Oral doses of 1 and 5 ml/kg 14C-diethylene glycol (DEG) given to rats were rapidly and almost completely absorbed, the invasion constants being 2.95 h-1 and 4.24 h-1. The kinetics of invasion were determined with the method of residuals (Rowland and Tozer 1989) and by reconstruction of the invasion curves according to Kübler (1970). 14C-DEG was rapidly distributed from the blood into the organs and tissues in the order kidneys > brain > spleen > liver > muscle > fat, i.e. the same order as the blood flow. The relative volume of distribution, app. VD, was determined at 298 ml, indicating distribution over the whole body. After oral doses of 1, 5, and 10 ml 14C-DEG/kg 64, 87, and 91% of 14C activity in rat blood disappeared in 12-16 h with a half-life of 3.4 h and the remaining 9, 5, and 4% with half-lives of 39 h, 45 h, and 49 h. A total of 73-96% of 14C activity in blood was excreted with the urine and 0.7-2.2% with the faeces.

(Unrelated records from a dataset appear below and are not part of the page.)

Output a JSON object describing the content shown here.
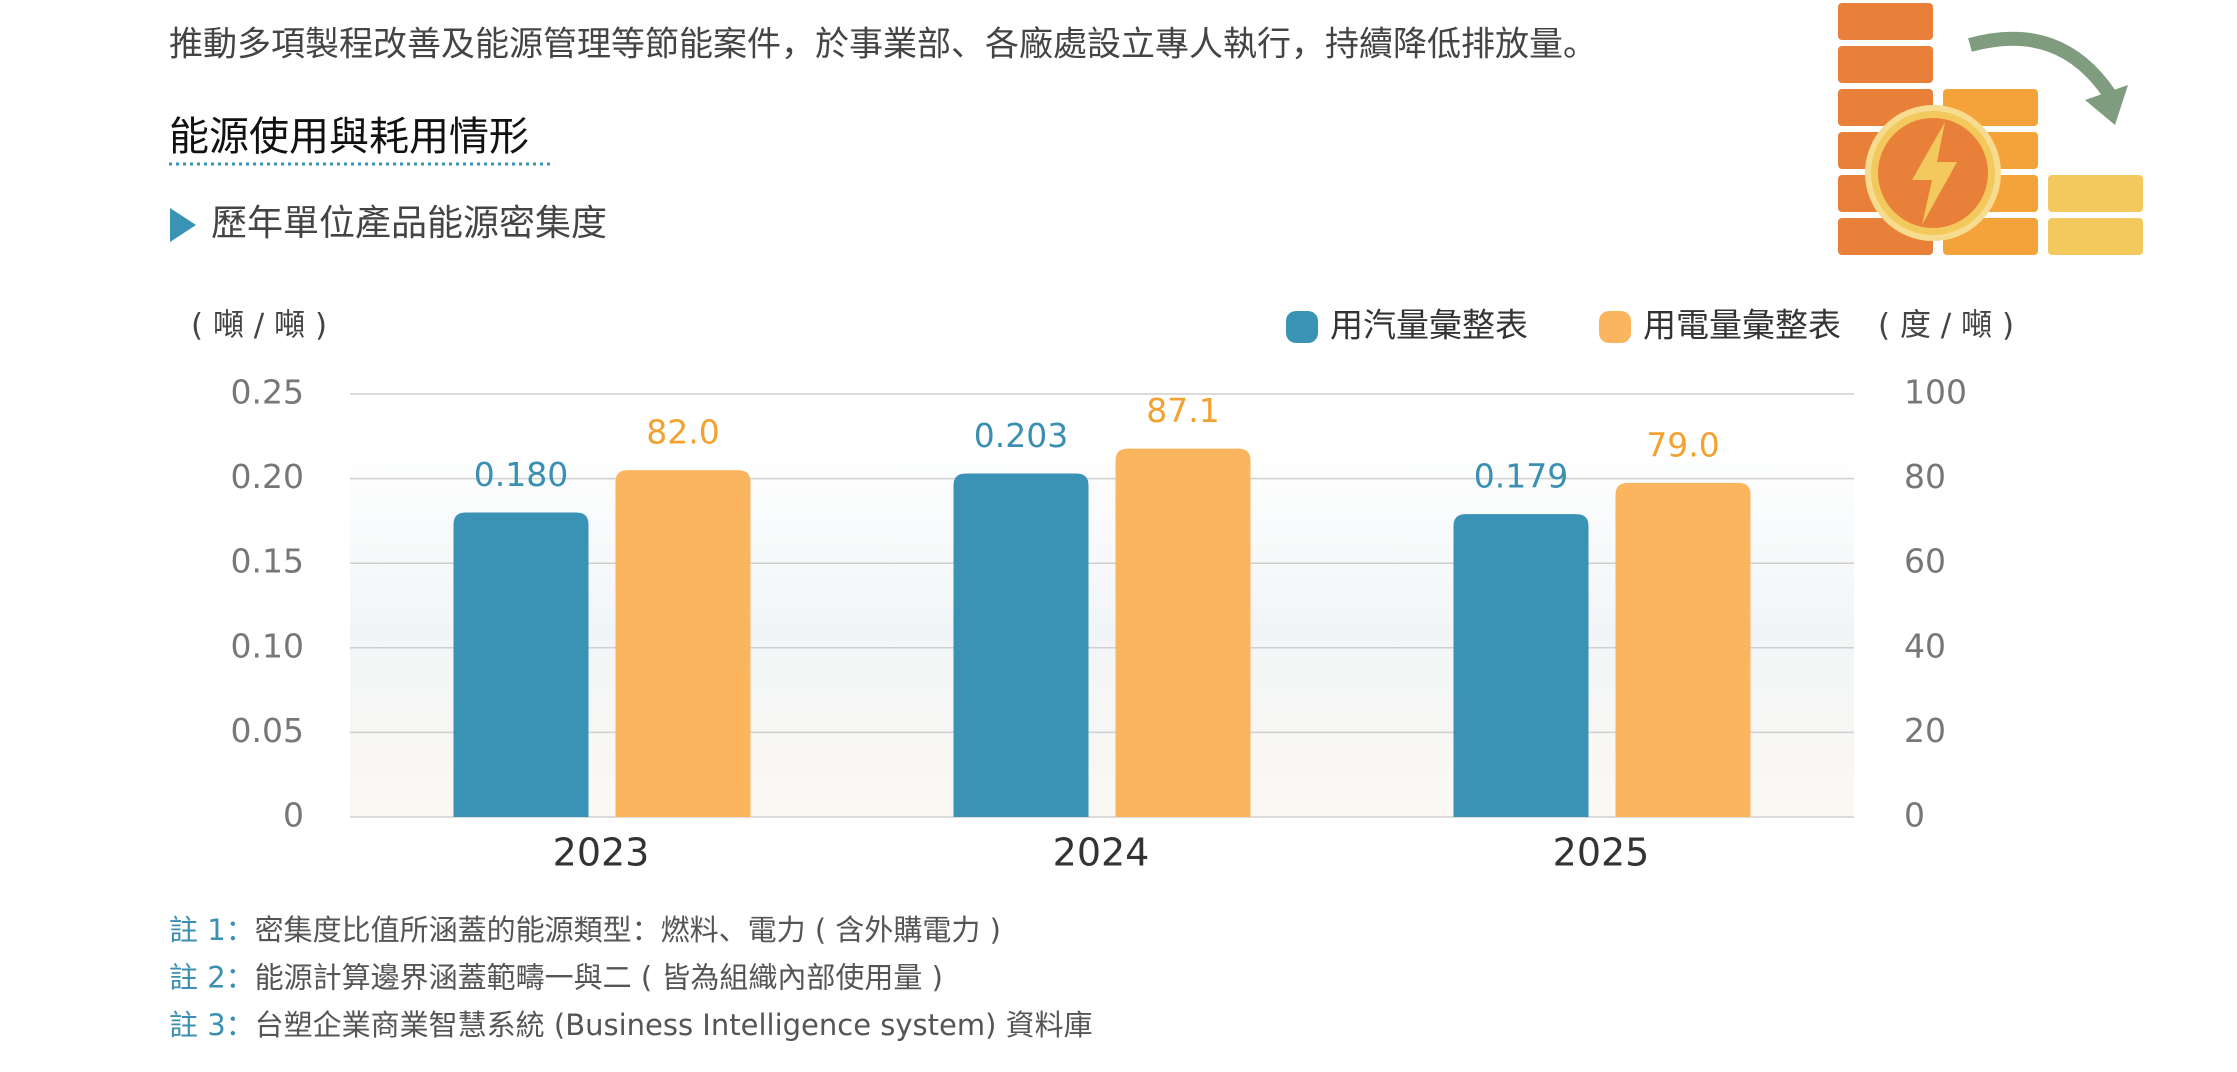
{
  "intro": "推動多項製程改善及能源管理等節能案件，於事業部、各廠處設立專人執行，持續降低排放量。",
  "section_title": "能源使用與耗用情形",
  "chart_data": {
    "type": "bar",
    "title": "歷年單位產品能源密集度",
    "y_label": "( 噸 / 噸 )",
    "y2_label": "( 度 / 噸 )",
    "categories": [
      "2023",
      "2024",
      "2025"
    ],
    "series": [
      {
        "name": "用汽量彙整表",
        "color": "#3a92b4",
        "values": [
          0.18,
          0.203,
          0.179
        ],
        "value_labels": [
          "0.180",
          "0.203",
          "0.179"
        ]
      },
      {
        "name": "用電量彙整表",
        "color": "#fbb55f",
        "axis": "y2",
        "values": [
          82.0,
          87.1,
          79.0
        ],
        "value_labels": [
          "82.0",
          "87.1",
          "79.0"
        ]
      }
    ],
    "ylim": [
      0,
      0.25
    ],
    "yticks": [
      0,
      0.05,
      {
        "value": 0.1,
        "label": "0.10"
      },
      0.15,
      {
        "value": 0.2,
        "label": "0.20"
      },
      0.25
    ],
    "y2lim": [
      0,
      100
    ],
    "y2ticks": [
      0,
      20,
      40,
      60,
      80,
      100
    ],
    "grid": true,
    "legend": "top-right"
  },
  "notes": [
    {
      "label": "註 1：",
      "text": "密集度比值所涵蓋的能源類型：燃料、電力 ( 含外購電力 )"
    },
    {
      "label": "註 2：",
      "text": "能源計算邊界涵蓋範疇一與二 ( 皆為組織內部使用量 )"
    },
    {
      "label": "註 3：",
      "text": "台塑企業商業智慧系統 (Business Intelligence system) 資料庫"
    }
  ]
}
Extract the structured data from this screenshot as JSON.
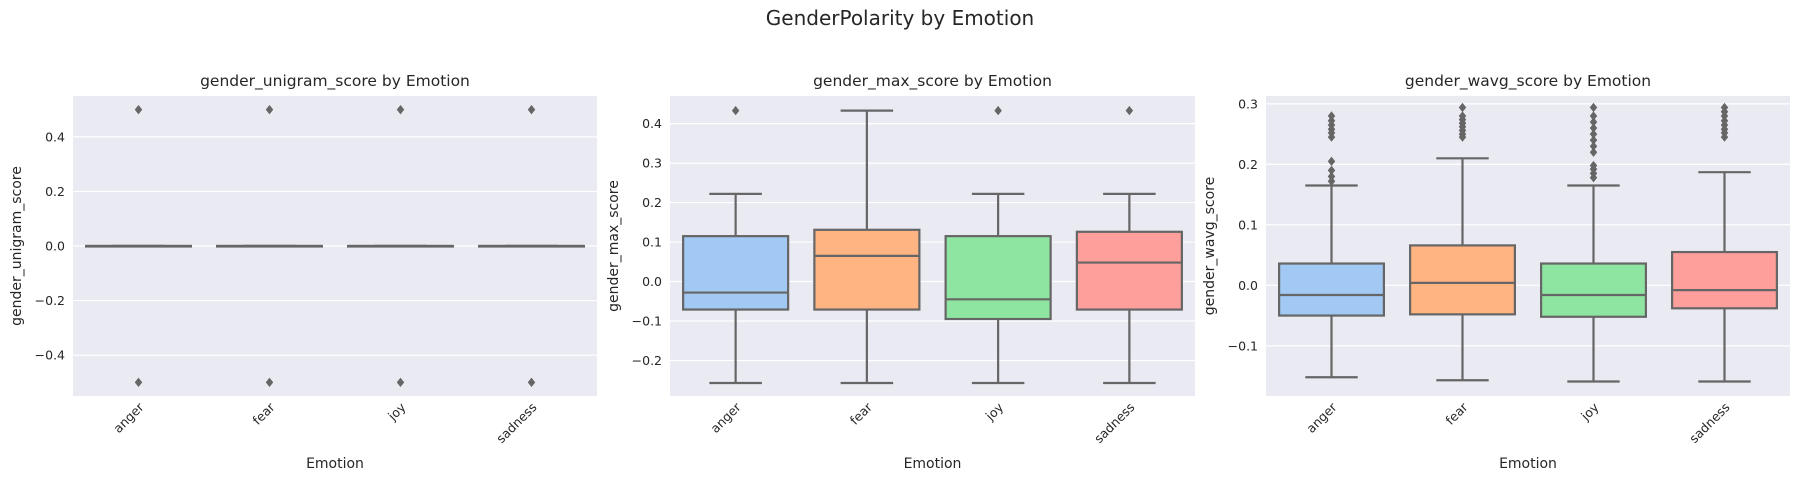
{
  "figure_title": "GenderPolarity by Emotion",
  "colors": {
    "panel_bg": "#EAEAF2",
    "grid": "#FFFFFF",
    "box_edge": "#666666",
    "text": "#262626",
    "palette": [
      "#A1C9F4",
      "#FFB482",
      "#8DE5A1",
      "#FF9F9B"
    ]
  },
  "chart_data": [
    {
      "type": "box",
      "title": "gender_unigram_score by Emotion",
      "xlabel": "Emotion",
      "ylabel": "gender_unigram_score",
      "ylim": [
        -0.55,
        0.55
      ],
      "yticks": [
        -0.4,
        -0.2,
        0.0,
        0.2,
        0.4
      ],
      "ytick_labels": [
        "−0.4",
        "−0.2",
        "0.0",
        "0.2",
        "0.4"
      ],
      "categories": [
        "anger",
        "fear",
        "joy",
        "sadness"
      ],
      "boxes": [
        {
          "whislo": 0,
          "q1": 0,
          "med": 0,
          "q3": 0,
          "whishi": 0,
          "fliers": [
            -0.5,
            0.5
          ]
        },
        {
          "whislo": 0,
          "q1": 0,
          "med": 0,
          "q3": 0,
          "whishi": 0,
          "fliers": [
            -0.5,
            0.5
          ]
        },
        {
          "whislo": 0,
          "q1": 0,
          "med": 0,
          "q3": 0,
          "whishi": 0,
          "fliers": [
            -0.5,
            0.5
          ]
        },
        {
          "whislo": 0,
          "q1": 0,
          "med": 0,
          "q3": 0,
          "whishi": 0,
          "fliers": [
            -0.5,
            0.5
          ]
        }
      ]
    },
    {
      "type": "box",
      "title": "gender_max_score by Emotion",
      "xlabel": "Emotion",
      "ylabel": "gender_max_score",
      "ylim": [
        -0.29,
        0.47
      ],
      "yticks": [
        -0.2,
        -0.1,
        0.0,
        0.1,
        0.2,
        0.3,
        0.4
      ],
      "ytick_labels": [
        "−0.2",
        "−0.1",
        "0.0",
        "0.1",
        "0.2",
        "0.3",
        "0.4"
      ],
      "categories": [
        "anger",
        "fear",
        "joy",
        "sadness"
      ],
      "boxes": [
        {
          "whislo": -0.257,
          "q1": -0.071,
          "med": -0.028,
          "q3": 0.115,
          "whishi": 0.222,
          "fliers": [
            0.433
          ]
        },
        {
          "whislo": -0.257,
          "q1": -0.071,
          "med": 0.065,
          "q3": 0.131,
          "whishi": 0.433,
          "fliers": []
        },
        {
          "whislo": -0.257,
          "q1": -0.095,
          "med": -0.045,
          "q3": 0.115,
          "whishi": 0.222,
          "fliers": [
            0.433
          ]
        },
        {
          "whislo": -0.257,
          "q1": -0.071,
          "med": 0.048,
          "q3": 0.126,
          "whishi": 0.222,
          "fliers": [
            0.433
          ]
        }
      ]
    },
    {
      "type": "box",
      "title": "gender_wavg_score by Emotion",
      "xlabel": "Emotion",
      "ylabel": "gender_wavg_score",
      "ylim": [
        -0.183,
        0.313
      ],
      "yticks": [
        -0.1,
        0.0,
        0.1,
        0.2,
        0.3
      ],
      "ytick_labels": [
        "−0.1",
        "0.0",
        "0.1",
        "0.2",
        "0.3"
      ],
      "categories": [
        "anger",
        "fear",
        "joy",
        "sadness"
      ],
      "boxes": [
        {
          "whislo": -0.152,
          "q1": -0.05,
          "med": -0.016,
          "q3": 0.036,
          "whishi": 0.165,
          "fliers": [
            0.172,
            0.18,
            0.19,
            0.205,
            0.245,
            0.252,
            0.258,
            0.265,
            0.272,
            0.28
          ]
        },
        {
          "whislo": -0.157,
          "q1": -0.048,
          "med": 0.004,
          "q3": 0.066,
          "whishi": 0.21,
          "fliers": [
            0.245,
            0.25,
            0.256,
            0.262,
            0.268,
            0.274,
            0.28,
            0.294
          ]
        },
        {
          "whislo": -0.159,
          "q1": -0.052,
          "med": -0.016,
          "q3": 0.036,
          "whishi": 0.165,
          "fliers": [
            0.178,
            0.185,
            0.192,
            0.198,
            0.22,
            0.23,
            0.24,
            0.25,
            0.26,
            0.27,
            0.28,
            0.294
          ]
        },
        {
          "whislo": -0.159,
          "q1": -0.038,
          "med": -0.008,
          "q3": 0.055,
          "whishi": 0.187,
          "fliers": [
            0.245,
            0.252,
            0.258,
            0.265,
            0.272,
            0.28,
            0.287,
            0.294
          ]
        }
      ]
    }
  ]
}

From the cumulative urinary excretion kinetics half-lives of 6 h were determined for doses of 1 and 5 ml/kg and 10 h for the dose of 10 ml/kg. After doses of 5 ml/kg and 10 ml/kg 14C-DEG semi-logarithmic plots of elimination rate versus time were constant for 5 and 9 h, respectively, indicating that DEG accelerated its renal elimination by inducing osmotic diuresis. Thereafter urinary excretion followed first order kinetics with elimination half-lives of 3.6 h. After oral doses of 5 ml/kg 14C-DEG given to rats of 336 g body weight with an app. VD of 297 ml, the total clearance of 14C activity was determined at 63 ml/h, and the renal clearance of unmetabolized DEG was 66 ml/h. The ratio of ClDEG to Cl(inulin) = 0.64 indicated that DEG and its metabolite 2-hydroxyethoxyacetate (2-HEAA) were reabsorbed from the tubuli into the blood capillaries. DEG produced metabolic acidosis, which was completely balanced after doses of 1 and 5 ml/kg, but doses greater than 10 ml/kg produced non-compensated metabolic acidosis, hydropic degeneration of the tubuli, oliguria, anuria, accumulation of urea-N, and death in uraemic coma.